Does NiFi have a synchronization mechanism in order to know when something has been finished processing ?
I ingest some data, do some processing and at step N-1 I want to know that all the data has been processed in order to proceed to (final) step N.
[GetFile / 1000 000 lines] ----> [ Proc1 / process step 0 ] -----> [ Proc2 / process step 1 ] .... [ PutSQL / insert into db ] ---> [ Proc to let me know that I've inserted all the data in the table ] ----> [ ProcN / Run aggregates on data for example ]
NiFi does not really have an explicit synchronization feature built in to the framework, but some processors have features that help synchronize activity. I can think of a few possible ways to make your flow work:
Scheduling - you could schedule the GetFile and later aggregate operation using CRON scheduling on processors, assuming that the operations are relatively predictable in duration.
MonitorActivity - the MonitorActivity processor can trigger a flowfile based on inactivity in a queue. You could use this downstream of PutSQL and trigger when inserts have stopped and the aggregates should begin.
MergeContent (Simple) - a MergeContent processor might aggregate the results of PutSQL into a single message that triggers the aggregate operation.
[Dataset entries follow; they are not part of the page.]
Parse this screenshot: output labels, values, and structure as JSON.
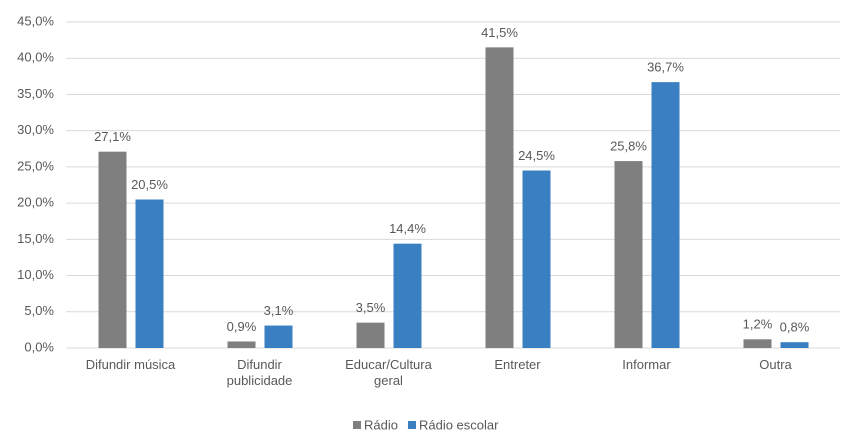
{
  "chart_data": {
    "type": "bar",
    "categories": [
      "Difundir música",
      "Difundir publicidade",
      "Educar/Cultura geral",
      "Entreter",
      "Informar",
      "Outra"
    ],
    "series": [
      {
        "name": "Rádio",
        "color": "#7f7f7f",
        "values": [
          27.1,
          0.9,
          3.5,
          41.5,
          25.8,
          1.2
        ],
        "value_labels": [
          "27,1%",
          "0,9%",
          "3,5%",
          "41,5%",
          "25,8%",
          "1,2%"
        ]
      },
      {
        "name": "Rádio escolar",
        "color": "#3a7fc1",
        "values": [
          20.5,
          3.1,
          14.4,
          24.5,
          36.7,
          0.8
        ],
        "value_labels": [
          "20,5%",
          "3,1%",
          "14,4%",
          "24,5%",
          "36,7%",
          "0,8%"
        ]
      }
    ],
    "ylim": [
      0,
      45
    ],
    "yticks": [
      {
        "value": 0,
        "label": "0,0%"
      },
      {
        "value": 5,
        "label": "5,0%"
      },
      {
        "value": 10,
        "label": "10,0%"
      },
      {
        "value": 15,
        "label": "15,0%"
      },
      {
        "value": 20,
        "label": "20,0%"
      },
      {
        "value": 25,
        "label": "25,0%"
      },
      {
        "value": 30,
        "label": "30,0%"
      },
      {
        "value": 35,
        "label": "35,0%"
      },
      {
        "value": 40,
        "label": "40,0%"
      },
      {
        "value": 45,
        "label": "45,0%"
      }
    ],
    "grid": true,
    "legend": "bottom"
  }
}
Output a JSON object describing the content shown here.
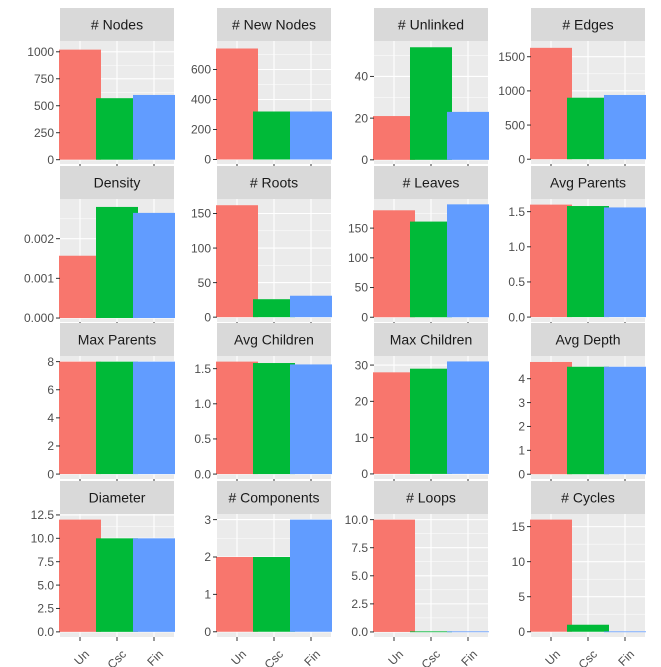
{
  "chart_data": {
    "type": "bar",
    "layout": "facet-grid",
    "colors": {
      "Un": "#F8766D",
      "Csc": "#00BA38",
      "Fin": "#619CFF",
      "panel_bg": "#EBEBEB",
      "strip_bg": "#D9D9D9",
      "grid_major": "#FFFFFF"
    },
    "categories": [
      "Un",
      "Csc",
      "Fin"
    ],
    "show_x_labels_bottom_row_only": true,
    "facets": [
      {
        "title": "# Nodes",
        "values": [
          1020,
          570,
          600
        ],
        "ylim": [
          -40,
          1100
        ],
        "ticks": [
          0,
          250,
          500,
          750,
          1000
        ],
        "tick_labels": [
          "0",
          "250",
          "500",
          "750",
          "1000"
        ]
      },
      {
        "title": "# New Nodes",
        "values": [
          740,
          320,
          320
        ],
        "ylim": [
          -30,
          790
        ],
        "ticks": [
          0,
          200,
          400,
          600
        ],
        "tick_labels": [
          "0",
          "200",
          "400",
          "600"
        ]
      },
      {
        "title": "# Unlinked",
        "values": [
          21,
          54,
          23
        ],
        "ylim": [
          -2,
          57
        ],
        "ticks": [
          0,
          20,
          40
        ],
        "tick_labels": [
          "0",
          "20",
          "40"
        ]
      },
      {
        "title": "# Edges",
        "values": [
          1630,
          900,
          940
        ],
        "ylim": [
          -70,
          1730
        ],
        "ticks": [
          0,
          500,
          1000,
          1500
        ],
        "tick_labels": [
          "0",
          "500",
          "1000",
          "1500"
        ]
      },
      {
        "title": "Density",
        "values": [
          0.00157,
          0.0028,
          0.00265
        ],
        "ylim": [
          -0.0001,
          0.003
        ],
        "ticks": [
          0.0,
          0.001,
          0.002
        ],
        "tick_labels": [
          "0.000",
          "0.001",
          "0.002"
        ]
      },
      {
        "title": "# Roots",
        "values": [
          162,
          26,
          31
        ],
        "ylim": [
          -7,
          171
        ],
        "ticks": [
          0,
          50,
          100,
          150
        ],
        "tick_labels": [
          "0",
          "50",
          "100",
          "150"
        ]
      },
      {
        "title": "# Leaves",
        "values": [
          180,
          161,
          190
        ],
        "ylim": [
          -8,
          199
        ],
        "ticks": [
          0,
          50,
          100,
          150
        ],
        "tick_labels": [
          "0",
          "50",
          "100",
          "150"
        ]
      },
      {
        "title": "Avg Parents",
        "values": [
          1.6,
          1.58,
          1.56
        ],
        "ylim": [
          -0.07,
          1.68
        ],
        "ticks": [
          0.0,
          0.5,
          1.0,
          1.5
        ],
        "tick_labels": [
          "0.0",
          "0.5",
          "1.0",
          "1.5"
        ]
      },
      {
        "title": "Max Parents",
        "values": [
          8,
          8,
          8
        ],
        "ylim": [
          -0.35,
          8.4
        ],
        "ticks": [
          0,
          2,
          4,
          6,
          8
        ],
        "tick_labels": [
          "0",
          "2",
          "4",
          "6",
          "8"
        ]
      },
      {
        "title": "Avg Children",
        "values": [
          1.6,
          1.58,
          1.56
        ],
        "ylim": [
          -0.07,
          1.68
        ],
        "ticks": [
          0.0,
          0.5,
          1.0,
          1.5
        ],
        "tick_labels": [
          "0.0",
          "0.5",
          "1.0",
          "1.5"
        ]
      },
      {
        "title": "Max Children",
        "values": [
          28,
          29,
          31
        ],
        "ylim": [
          -1.4,
          32.5
        ],
        "ticks": [
          0,
          10,
          20,
          30
        ],
        "tick_labels": [
          "0",
          "10",
          "20",
          "30"
        ]
      },
      {
        "title": "Avg Depth",
        "values": [
          4.7,
          4.5,
          4.5
        ],
        "ylim": [
          -0.2,
          4.95
        ],
        "ticks": [
          0,
          1,
          2,
          3,
          4
        ],
        "tick_labels": [
          "0",
          "1",
          "2",
          "3",
          "4"
        ]
      },
      {
        "title": "Diameter",
        "values": [
          12,
          10,
          10
        ],
        "ylim": [
          -0.55,
          12.6
        ],
        "ticks": [
          0.0,
          2.5,
          5.0,
          7.5,
          10.0,
          12.5
        ],
        "tick_labels": [
          "0.0",
          "2.5",
          "5.0",
          "7.5",
          "10.0",
          "12.5"
        ]
      },
      {
        "title": "# Components",
        "values": [
          2,
          2,
          3
        ],
        "ylim": [
          -0.14,
          3.15
        ],
        "ticks": [
          0,
          1,
          2,
          3
        ],
        "tick_labels": [
          "0",
          "1",
          "2",
          "3"
        ]
      },
      {
        "title": "# Loops",
        "values": [
          10,
          0.05,
          0.05
        ],
        "ylim": [
          -0.45,
          10.5
        ],
        "ticks": [
          0.0,
          2.5,
          5.0,
          7.5,
          10.0
        ],
        "tick_labels": [
          "0.0",
          "2.5",
          "5.0",
          "7.5",
          "10.0"
        ]
      },
      {
        "title": "# Cycles",
        "values": [
          16,
          1,
          0.05
        ],
        "ylim": [
          -0.75,
          16.8
        ],
        "ticks": [
          0,
          5,
          10,
          15
        ],
        "tick_labels": [
          "0",
          "5",
          "10",
          "15"
        ]
      }
    ]
  }
}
You would have to experiment with the properties for bin size and age to get this to work right.
MergeContent (Defragment) - MergeContent has a Defragment strategy designed to correlate fragments of a larger file together. It requires specific attributes to be set on the flowfiles, see the "Reads Attributes" section at the bottom of the docs. The behavior seems close to what you want, but setting those fragment attributes may be difficult.